Composition of the Bureau of the Madrid Assembly for the 12th Assembly of Madrid
| Position | Name | Party |
|---|---|---|
| President (Speaker) | María Eugenia Carballedo Berlanga | PPCM |
| 1st Vice President | Jorge Rodrigo Domínguez | PPCM |
| 2nd Vice President | Ignacio Arias Moreno | Vox |
| 3rd Vice President | Esther Rodríguez Moreno | Más Madrid |
| 1st Secretary | José María Arribas del Barrio | PPCM |
| 2nd Secretary | Diego Cruz Torrijos | PSOE-M |
| 3rd Secretary | Francisco Galeote Perea | PPCM |

There is also a second, consultative body, the Spokespersons' Council (Spanish: Junta de Portavoces), which is made up of the leaders and spokespersons from each parliamentary group in the Assembly and has the right to be "heard" before the Bureau takes some decisions such as scheduling debates and votes. In the Spanish system, however, ruling parties usually do not hold a tight grip over the Parliament's schedule, nor do they use it to turn down the opposition proposals without debate: they are just voted down in committee or by the full house after the shortest debate allowed by the rules of order. Thus, while control of the Bureau and the Spokespersons' Council is definitely important, it is not a critical matter as it sometimes becomes in other systems.

==Committees==
The Assembly organises its work in different committees. Committees are constituted by the bureau of the Assembly on the advice of the Spokespersons' Council.
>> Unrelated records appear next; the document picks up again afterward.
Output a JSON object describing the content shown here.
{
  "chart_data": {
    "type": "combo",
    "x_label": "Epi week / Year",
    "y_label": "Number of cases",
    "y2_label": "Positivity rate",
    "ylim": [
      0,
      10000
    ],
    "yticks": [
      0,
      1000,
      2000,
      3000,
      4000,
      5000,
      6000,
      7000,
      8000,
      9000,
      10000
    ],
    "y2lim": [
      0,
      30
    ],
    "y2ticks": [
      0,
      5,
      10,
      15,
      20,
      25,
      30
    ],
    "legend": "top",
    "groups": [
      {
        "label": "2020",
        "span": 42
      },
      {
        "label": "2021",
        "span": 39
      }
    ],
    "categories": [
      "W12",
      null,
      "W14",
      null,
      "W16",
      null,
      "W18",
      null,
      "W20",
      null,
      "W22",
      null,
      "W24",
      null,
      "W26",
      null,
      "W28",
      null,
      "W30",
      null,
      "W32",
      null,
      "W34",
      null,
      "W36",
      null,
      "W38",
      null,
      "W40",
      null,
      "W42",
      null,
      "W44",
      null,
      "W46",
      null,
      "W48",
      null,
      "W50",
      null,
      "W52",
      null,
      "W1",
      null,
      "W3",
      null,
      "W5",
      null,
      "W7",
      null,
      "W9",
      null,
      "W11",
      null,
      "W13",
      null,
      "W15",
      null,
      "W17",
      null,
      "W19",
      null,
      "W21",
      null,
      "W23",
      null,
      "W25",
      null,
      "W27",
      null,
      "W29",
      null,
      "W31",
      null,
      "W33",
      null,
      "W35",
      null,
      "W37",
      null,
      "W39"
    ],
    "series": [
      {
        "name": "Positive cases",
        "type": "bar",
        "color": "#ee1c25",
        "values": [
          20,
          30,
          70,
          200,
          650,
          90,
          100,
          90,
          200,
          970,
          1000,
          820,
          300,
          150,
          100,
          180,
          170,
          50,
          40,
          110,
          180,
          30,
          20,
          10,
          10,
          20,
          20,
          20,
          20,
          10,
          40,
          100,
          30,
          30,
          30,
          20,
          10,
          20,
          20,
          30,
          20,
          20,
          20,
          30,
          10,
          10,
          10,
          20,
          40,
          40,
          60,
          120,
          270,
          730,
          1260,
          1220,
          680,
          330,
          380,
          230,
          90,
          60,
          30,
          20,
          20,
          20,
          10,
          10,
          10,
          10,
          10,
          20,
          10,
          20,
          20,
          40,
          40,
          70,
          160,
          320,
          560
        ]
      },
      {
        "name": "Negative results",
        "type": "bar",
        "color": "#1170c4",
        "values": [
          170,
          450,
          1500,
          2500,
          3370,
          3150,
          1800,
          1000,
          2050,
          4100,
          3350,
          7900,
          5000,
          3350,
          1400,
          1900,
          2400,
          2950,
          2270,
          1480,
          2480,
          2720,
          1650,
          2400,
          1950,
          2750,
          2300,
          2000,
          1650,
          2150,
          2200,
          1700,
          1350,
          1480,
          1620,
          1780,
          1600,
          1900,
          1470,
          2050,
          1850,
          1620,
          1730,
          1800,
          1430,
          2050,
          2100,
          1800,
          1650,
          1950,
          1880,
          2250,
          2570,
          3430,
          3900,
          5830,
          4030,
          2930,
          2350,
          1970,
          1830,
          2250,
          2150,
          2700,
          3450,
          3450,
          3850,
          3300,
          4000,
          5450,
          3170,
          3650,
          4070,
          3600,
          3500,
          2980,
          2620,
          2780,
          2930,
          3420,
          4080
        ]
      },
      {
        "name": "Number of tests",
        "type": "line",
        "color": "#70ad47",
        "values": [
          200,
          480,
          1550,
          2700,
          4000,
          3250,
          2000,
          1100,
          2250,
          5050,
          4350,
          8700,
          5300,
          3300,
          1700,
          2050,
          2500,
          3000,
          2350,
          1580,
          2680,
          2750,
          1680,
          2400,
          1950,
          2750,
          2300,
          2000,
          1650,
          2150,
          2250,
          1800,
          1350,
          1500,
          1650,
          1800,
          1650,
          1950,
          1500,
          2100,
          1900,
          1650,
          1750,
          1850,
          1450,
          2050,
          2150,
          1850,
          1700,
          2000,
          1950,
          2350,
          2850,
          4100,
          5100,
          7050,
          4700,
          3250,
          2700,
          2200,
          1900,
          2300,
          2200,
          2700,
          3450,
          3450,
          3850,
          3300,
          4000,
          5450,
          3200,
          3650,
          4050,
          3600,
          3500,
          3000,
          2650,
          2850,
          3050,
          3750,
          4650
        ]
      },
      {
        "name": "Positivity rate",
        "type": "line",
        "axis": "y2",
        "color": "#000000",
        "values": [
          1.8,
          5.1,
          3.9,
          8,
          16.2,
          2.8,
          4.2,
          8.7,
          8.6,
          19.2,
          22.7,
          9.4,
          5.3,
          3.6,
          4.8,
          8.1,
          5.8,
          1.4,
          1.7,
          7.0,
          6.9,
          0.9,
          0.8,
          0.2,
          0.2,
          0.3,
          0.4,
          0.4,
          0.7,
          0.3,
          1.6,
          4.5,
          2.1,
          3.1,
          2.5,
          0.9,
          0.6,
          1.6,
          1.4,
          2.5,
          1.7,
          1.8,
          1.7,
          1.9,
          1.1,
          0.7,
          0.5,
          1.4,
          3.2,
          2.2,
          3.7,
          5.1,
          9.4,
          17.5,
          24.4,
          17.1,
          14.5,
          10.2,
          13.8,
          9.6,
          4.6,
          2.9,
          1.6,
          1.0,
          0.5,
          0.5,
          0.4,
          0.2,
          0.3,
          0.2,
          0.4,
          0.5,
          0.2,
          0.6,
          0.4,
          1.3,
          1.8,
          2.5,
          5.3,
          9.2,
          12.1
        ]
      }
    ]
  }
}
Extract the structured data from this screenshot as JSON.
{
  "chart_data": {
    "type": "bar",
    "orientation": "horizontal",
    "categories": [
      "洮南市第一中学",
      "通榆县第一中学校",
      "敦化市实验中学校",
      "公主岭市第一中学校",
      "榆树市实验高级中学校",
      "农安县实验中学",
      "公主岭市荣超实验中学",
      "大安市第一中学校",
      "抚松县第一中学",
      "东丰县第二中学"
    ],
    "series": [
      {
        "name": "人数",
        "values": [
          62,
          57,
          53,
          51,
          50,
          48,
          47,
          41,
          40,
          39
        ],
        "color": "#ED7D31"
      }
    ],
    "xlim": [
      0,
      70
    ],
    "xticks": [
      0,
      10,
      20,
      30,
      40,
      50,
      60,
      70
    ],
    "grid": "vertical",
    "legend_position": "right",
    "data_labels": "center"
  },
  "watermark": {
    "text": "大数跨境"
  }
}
The number and grouping of its members is also determined at the same time. The election of the membership of the committees is a role of the parliamentary groups that have to be always represented in the committees. The committees are directed by a Bureau composed of a chair, a vice-chair and a secretary and each group is to designate a Spokesperson and an adjutant spokesperson for the committee, that will usually take care of that matters also in the plenary.